Chuvas de outubro trazem alívio ao sistema, mas o momento ainda é de atenção

Chuvas de outubro trazem alívio ao sistema, mas o momento ainda é de atenção

As chuvas verificadas no mês de outubro estão trazendo uma perspectiva positiva na visão dos agentes do setor elétrico. 

Para o Operador Nacional do Sistema Elétrico (ONS) a melhora nas precipitações em todo país, indica um cenário mais otimista com a entrada do período úmido e como resultado, descarta o risco de racionamento e com disponibilidade energética para o atendimento de potência em 2021.

Para o fechamento de outubro, no Sudeste/Centro-Oeste a projeção é de que as vazões fiquem em 103% da média de longo termo.

No Sul o índice é de 87%, praticamente o mesmo do Norte com 89% e no Nordeste a situação é a pior, com 42% da MLT. 

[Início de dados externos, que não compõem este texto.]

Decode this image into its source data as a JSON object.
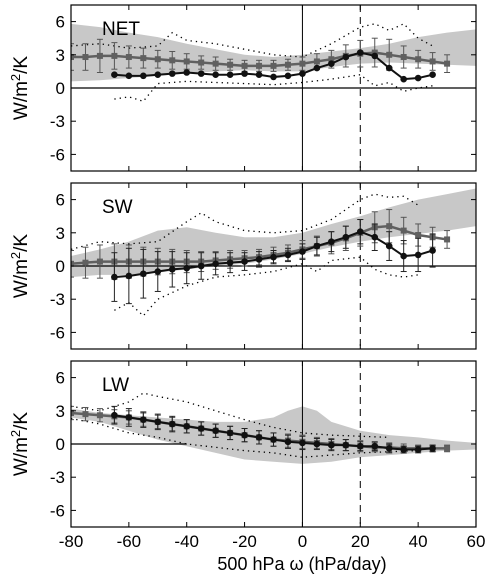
{
  "chart_data": {
    "type": "line",
    "xlabel": "500 hPa ω (hPa/day)",
    "ylabel_main": "W/m",
    "ylabel_sup": "2",
    "ylabel_tail": "/K",
    "xlim": [
      -80,
      60
    ],
    "ylim": [
      -7.5,
      7.5
    ],
    "xticks": [
      -80,
      -60,
      -40,
      -20,
      0,
      20,
      40,
      60
    ],
    "yticks": [
      -6,
      -3,
      0,
      3,
      6
    ],
    "vlines": {
      "solid": 0,
      "dashed": 20
    },
    "colors": {
      "band": "#c8c8c8",
      "black_series": "#111111",
      "gray_series": "#606060"
    },
    "panels": [
      {
        "label": "NET",
        "show_xticklabels": false,
        "zero_line_range": [
          -80,
          60
        ],
        "band_upper": [
          [
            -80,
            5.8
          ],
          [
            -70,
            5.5
          ],
          [
            -60,
            5.0
          ],
          [
            -50,
            4.6
          ],
          [
            -40,
            4.0
          ],
          [
            -30,
            3.5
          ],
          [
            -20,
            3.0
          ],
          [
            -10,
            2.8
          ],
          [
            0,
            3.0
          ],
          [
            10,
            3.3
          ],
          [
            20,
            3.6
          ],
          [
            30,
            4.0
          ],
          [
            40,
            4.6
          ],
          [
            50,
            5.0
          ],
          [
            60,
            5.3
          ]
        ],
        "band_lower": [
          [
            -80,
            0.6
          ],
          [
            -70,
            0.7
          ],
          [
            -60,
            0.9
          ],
          [
            -50,
            1.1
          ],
          [
            -40,
            1.3
          ],
          [
            -30,
            1.5
          ],
          [
            -20,
            1.6
          ],
          [
            -10,
            1.5
          ],
          [
            0,
            1.5
          ],
          [
            10,
            1.9
          ],
          [
            20,
            2.2
          ],
          [
            30,
            2.3
          ],
          [
            40,
            2.2
          ],
          [
            50,
            2.1
          ],
          [
            60,
            2.0
          ]
        ],
        "dotted_upper": [
          [
            -80,
            3.8
          ],
          [
            -70,
            4.0
          ],
          [
            -60,
            3.6
          ],
          [
            -50,
            3.8
          ],
          [
            -45,
            5.0
          ],
          [
            -40,
            4.3
          ],
          [
            -30,
            4.0
          ],
          [
            -20,
            3.5
          ],
          [
            -10,
            3.0
          ],
          [
            0,
            2.8
          ],
          [
            10,
            4.0
          ],
          [
            20,
            5.5
          ],
          [
            25,
            5.8
          ],
          [
            30,
            5.2
          ],
          [
            35,
            5.8
          ],
          [
            40,
            4.5
          ],
          [
            45,
            3.8
          ]
        ],
        "dotted_lower": [
          [
            -65,
            -1.0
          ],
          [
            -60,
            -0.8
          ],
          [
            -55,
            -1.2
          ],
          [
            -50,
            0.4
          ],
          [
            -40,
            0.6
          ],
          [
            -30,
            0.5
          ],
          [
            -20,
            0.4
          ],
          [
            -10,
            0.3
          ],
          [
            0,
            0.5
          ],
          [
            10,
            0.8
          ],
          [
            20,
            1.2
          ],
          [
            25,
            0.2
          ],
          [
            30,
            0.5
          ],
          [
            35,
            -0.3
          ],
          [
            40,
            0.0
          ],
          [
            45,
            0.2
          ]
        ],
        "black_series": {
          "x": [
            -65,
            -60,
            -55,
            -50,
            -45,
            -40,
            -35,
            -30,
            -25,
            -20,
            -15,
            -10,
            -5,
            0,
            5,
            10,
            15,
            20,
            25,
            30,
            35,
            40,
            45
          ],
          "y": [
            1.2,
            1.1,
            1.1,
            1.2,
            1.3,
            1.4,
            1.3,
            1.2,
            1.2,
            1.3,
            1.2,
            1.0,
            1.1,
            1.3,
            1.8,
            2.2,
            2.8,
            3.2,
            2.9,
            1.8,
            0.8,
            0.9,
            1.2
          ]
        },
        "gray_series": {
          "x": [
            -80,
            -75,
            -70,
            -65,
            -60,
            -55,
            -50,
            -45,
            -40,
            -35,
            -30,
            -25,
            -20,
            -15,
            -10,
            -5,
            0,
            5,
            10,
            15,
            20,
            25,
            30,
            35,
            40,
            45,
            50
          ],
          "y": [
            2.8,
            2.8,
            2.9,
            2.9,
            2.8,
            2.7,
            2.6,
            2.5,
            2.4,
            2.3,
            2.2,
            2.1,
            2.0,
            2.0,
            2.0,
            2.1,
            2.2,
            2.4,
            2.6,
            2.9,
            3.1,
            3.2,
            3.0,
            2.8,
            2.6,
            2.4,
            2.2
          ],
          "err": [
            1.2,
            1.2,
            1.5,
            1.2,
            1.0,
            0.9,
            0.8,
            0.8,
            0.7,
            0.6,
            0.6,
            0.5,
            0.5,
            0.5,
            0.5,
            0.5,
            0.6,
            0.7,
            0.8,
            1.0,
            1.2,
            1.3,
            1.4,
            1.0,
            0.8,
            0.8,
            0.8
          ]
        }
      },
      {
        "label": "SW",
        "show_xticklabels": false,
        "zero_line_range": [
          -80,
          60
        ],
        "band_upper": [
          [
            -80,
            0.9
          ],
          [
            -70,
            1.5
          ],
          [
            -60,
            2.2
          ],
          [
            -50,
            3.2
          ],
          [
            -40,
            3.5
          ],
          [
            -30,
            3.0
          ],
          [
            -20,
            2.6
          ],
          [
            -10,
            2.6
          ],
          [
            0,
            3.0
          ],
          [
            10,
            3.8
          ],
          [
            20,
            4.5
          ],
          [
            30,
            5.3
          ],
          [
            40,
            6.0
          ],
          [
            50,
            6.5
          ],
          [
            60,
            7.0
          ]
        ],
        "band_lower": [
          [
            -80,
            -1.0
          ],
          [
            -70,
            -0.8
          ],
          [
            -60,
            -0.8
          ],
          [
            -50,
            -0.6
          ],
          [
            -40,
            -0.3
          ],
          [
            -30,
            0.0
          ],
          [
            -20,
            0.2
          ],
          [
            -10,
            0.6
          ],
          [
            0,
            1.1
          ],
          [
            10,
            1.7
          ],
          [
            20,
            2.2
          ],
          [
            30,
            2.6
          ],
          [
            40,
            2.9
          ],
          [
            50,
            3.2
          ],
          [
            60,
            3.6
          ]
        ],
        "dotted_upper": [
          [
            -80,
            1.5
          ],
          [
            -70,
            2.2
          ],
          [
            -60,
            2.0
          ],
          [
            -50,
            2.2
          ],
          [
            -40,
            4.0
          ],
          [
            -35,
            4.8
          ],
          [
            -30,
            4.0
          ],
          [
            -20,
            3.2
          ],
          [
            -10,
            3.0
          ],
          [
            0,
            3.2
          ],
          [
            10,
            4.2
          ],
          [
            20,
            6.0
          ],
          [
            25,
            6.5
          ],
          [
            30,
            6.2
          ],
          [
            35,
            6.3
          ],
          [
            40,
            5.5
          ]
        ],
        "dotted_lower": [
          [
            -65,
            -4.0
          ],
          [
            -60,
            -3.3
          ],
          [
            -55,
            -4.5
          ],
          [
            -50,
            -3.0
          ],
          [
            -40,
            -1.8
          ],
          [
            -30,
            -1.0
          ],
          [
            -20,
            -0.8
          ],
          [
            -10,
            -0.5
          ],
          [
            0,
            0.2
          ],
          [
            5,
            -0.5
          ],
          [
            10,
            0.5
          ],
          [
            20,
            0.8
          ],
          [
            25,
            -0.3
          ],
          [
            30,
            -0.8
          ],
          [
            35,
            -1.0
          ],
          [
            40,
            -0.8
          ]
        ],
        "black_series": {
          "x": [
            -65,
            -60,
            -55,
            -50,
            -45,
            -40,
            -35,
            -30,
            -25,
            -20,
            -15,
            -10,
            -5,
            0,
            5,
            10,
            15,
            20,
            25,
            30,
            35,
            40,
            45
          ],
          "y": [
            -1.0,
            -0.9,
            -0.7,
            -0.5,
            -0.3,
            -0.2,
            0.0,
            0.2,
            0.3,
            0.4,
            0.6,
            0.8,
            1.0,
            1.3,
            1.8,
            2.2,
            2.6,
            3.1,
            2.6,
            1.8,
            0.9,
            1.0,
            1.4
          ],
          "err": [
            2.2,
            2.5,
            2.2,
            1.8,
            1.6,
            1.4,
            1.2,
            1.0,
            0.9,
            0.8,
            0.7,
            0.6,
            0.6,
            0.7,
            0.8,
            0.9,
            1.0,
            1.1,
            1.2,
            1.3,
            1.4,
            1.5,
            1.5
          ]
        },
        "gray_series": {
          "x": [
            -80,
            -75,
            -70,
            -65,
            -60,
            -55,
            -50,
            -45,
            -40,
            -35,
            -30,
            -25,
            -20,
            -15,
            -10,
            -5,
            0,
            5,
            10,
            15,
            20,
            25,
            30,
            35,
            40,
            45,
            50
          ],
          "y": [
            0.2,
            0.3,
            0.4,
            0.4,
            0.4,
            0.4,
            0.4,
            0.4,
            0.4,
            0.4,
            0.5,
            0.6,
            0.7,
            0.8,
            1.0,
            1.2,
            1.5,
            1.8,
            2.1,
            2.5,
            3.0,
            3.5,
            3.6,
            3.2,
            2.8,
            2.6,
            2.4
          ],
          "err": [
            1.2,
            1.4,
            1.5,
            1.6,
            1.5,
            1.3,
            1.2,
            1.1,
            1.0,
            0.9,
            0.8,
            0.8,
            0.7,
            0.7,
            0.7,
            0.7,
            0.8,
            0.9,
            1.0,
            1.1,
            1.2,
            1.4,
            1.5,
            1.2,
            1.0,
            0.9,
            0.8
          ]
        }
      },
      {
        "label": "LW",
        "show_xticklabels": true,
        "zero_line_range": [
          -80,
          -40
        ],
        "band_upper": [
          [
            -80,
            3.2
          ],
          [
            -70,
            2.8
          ],
          [
            -60,
            2.6
          ],
          [
            -50,
            2.4
          ],
          [
            -40,
            2.2
          ],
          [
            -30,
            2.0
          ],
          [
            -20,
            2.0
          ],
          [
            -10,
            2.4
          ],
          [
            -5,
            3.0
          ],
          [
            0,
            3.4
          ],
          [
            5,
            3.0
          ],
          [
            10,
            2.0
          ],
          [
            20,
            1.2
          ],
          [
            30,
            0.8
          ],
          [
            40,
            0.6
          ],
          [
            50,
            0.3
          ],
          [
            60,
            0.1
          ]
        ],
        "band_lower": [
          [
            -80,
            2.4
          ],
          [
            -70,
            2.0
          ],
          [
            -60,
            1.2
          ],
          [
            -50,
            0.4
          ],
          [
            -40,
            -0.2
          ],
          [
            -30,
            -0.8
          ],
          [
            -20,
            -1.4
          ],
          [
            -10,
            -1.6
          ],
          [
            0,
            -1.8
          ],
          [
            10,
            -1.6
          ],
          [
            20,
            -1.2
          ],
          [
            30,
            -1.0
          ],
          [
            40,
            -0.8
          ],
          [
            50,
            -0.6
          ],
          [
            60,
            -0.5
          ]
        ],
        "dotted_upper": [
          [
            -80,
            3.4
          ],
          [
            -70,
            3.0
          ],
          [
            -60,
            3.8
          ],
          [
            -55,
            4.6
          ],
          [
            -50,
            4.3
          ],
          [
            -40,
            3.8
          ],
          [
            -30,
            3.0
          ],
          [
            -20,
            2.2
          ],
          [
            -10,
            1.5
          ],
          [
            0,
            1.0
          ],
          [
            10,
            0.8
          ],
          [
            20,
            0.7
          ],
          [
            30,
            0.6
          ]
        ],
        "dotted_lower": [
          [
            -80,
            2.3
          ],
          [
            -70,
            1.8
          ],
          [
            -60,
            1.0
          ],
          [
            -50,
            0.6
          ],
          [
            -40,
            0.0
          ],
          [
            -30,
            -0.3
          ],
          [
            -20,
            -0.6
          ],
          [
            -10,
            -0.8
          ],
          [
            0,
            -1.2
          ],
          [
            10,
            -1.0
          ],
          [
            20,
            -0.8
          ],
          [
            30,
            -0.7
          ],
          [
            40,
            -0.6
          ]
        ],
        "black_series": {
          "x": [
            -65,
            -60,
            -55,
            -50,
            -45,
            -40,
            -35,
            -30,
            -25,
            -20,
            -15,
            -10,
            -5,
            0,
            5,
            10,
            15,
            20,
            25,
            30,
            35,
            40,
            45
          ],
          "y": [
            2.6,
            2.4,
            2.2,
            2.0,
            1.8,
            1.6,
            1.4,
            1.2,
            1.0,
            0.8,
            0.6,
            0.4,
            0.2,
            0.1,
            0.0,
            -0.1,
            -0.1,
            -0.2,
            -0.2,
            -0.4,
            -0.5,
            -0.5,
            -0.4
          ],
          "err": [
            0.8,
            0.8,
            0.7,
            0.7,
            0.7,
            0.6,
            0.6,
            0.6,
            0.6,
            0.6,
            0.6,
            0.6,
            0.6,
            0.6,
            0.5,
            0.5,
            0.5,
            0.4,
            0.4,
            0.4,
            0.3,
            0.3,
            0.3
          ]
        },
        "gray_series": {
          "x": [
            -80,
            -75,
            -70,
            -65,
            -60,
            -55,
            -50,
            -45,
            -40,
            -35,
            -30,
            -25,
            -20,
            -15,
            -10,
            -5,
            0,
            5,
            10,
            15,
            20,
            25,
            30,
            35,
            40,
            45,
            50
          ],
          "y": [
            2.8,
            2.7,
            2.6,
            2.5,
            2.4,
            2.2,
            2.0,
            1.8,
            1.6,
            1.4,
            1.2,
            1.0,
            0.8,
            0.6,
            0.4,
            0.3,
            0.2,
            0.1,
            0.0,
            -0.1,
            -0.2,
            -0.3,
            -0.3,
            -0.4,
            -0.4,
            -0.4,
            -0.4
          ],
          "err": [
            0.6,
            0.6,
            0.6,
            0.6,
            0.6,
            0.6,
            0.6,
            0.6,
            0.6,
            0.6,
            0.6,
            0.6,
            0.6,
            0.6,
            0.6,
            0.6,
            0.6,
            0.5,
            0.5,
            0.5,
            0.5,
            0.4,
            0.4,
            0.4,
            0.3,
            0.3,
            0.3
          ]
        }
      }
    ]
  }
}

O impacto desse aumento do volume de chuvas é refletido em uma redução abrupta do PLD (preços das liquidações de diferença) nas últimas semanas, que saíram do teto no início do mês e já se encontram na casa de R$ 200/MWh na terceira semana operativa do mês de outubro. 

Chuvas de outubro trazem alívio ao sistema, mas o momento ainda é de atenção
Fonte: CCEE

Para o mês de novembro é de chuvas dentro perto da média histórica é de expectativa de chuvas no Sudeste/Centro-Oeste, Sul e Norte gerando uma visão de continuidade de melhora no curto prazo.

Ponto de atenção

Apesar do aumento de chuvas recentes, os níveis dos reservatórios principalmente do Sudeste, considerado o pulmão hidrelétrico do Brasil, ainda estão baixos.

Chuvas de outubro trazem alívio ao sistema, mas o momento ainda é de atenção
Fonte: CCEE

Para os próximos meses, a projeção é de aumento dos níveis de reservatórios e dois pontos chamam atenção.

O primeiro é a configuração da condição de La Nina divulgada esta semana pelo  Instituto americano NOAA. O La Nina é um fenômeno caracterizado pelo resfriamento anormal das águas do Oceano Pacífico Equatorial.

Seus efeitos no Brasil são: nas regiões Norte e Nordeste apresentam aumento na frequência e volume das chuvas durante o verão.

Já nas regiões Sudeste e Sul, faz o contrário: diminuição de chuvas com as temperaturas elevadas e o clima seco.

Existe uma inércia para que a atmosfera perceba o fenômeno, mas seus impactos ainda devem ser mais bem avaliados nas próximas semanas no sistema elétrico brasileiro. 

O segundo ponto, trata-se da aprovação do plano de contingência para a recuperação dos reservatórios do Sistema Interligado, com medidas adicionais de reenchimento a serem adotadas de dezembro de 2021 a abril de 2022.

A decisão tomada pela diretoria da ANA nesta segunda-feira, 18 de outubro, estabelece os volumes máximos de água a serem liberados durante o período úmido pelas hidrelétricas Serra da Mesa, Três Marias, Sobradinho, Emborcação, Itumbiara, Furnas, Mascarenhas de Moraes, Jupiá e Porto Primavera.

O plano de contingência pretende mitigar os efeitos da escassez Hidroenergética em 2021, aumentar a segurança hídrica e garantir os usos múltiplos da água no ano que vem e nos anos seguintes, que a princípio podem representar aumento no preços de energia no curto prazo, mas expectativa de manutenção dos níveis dos reservatórios do Sudeste para os próximos anos.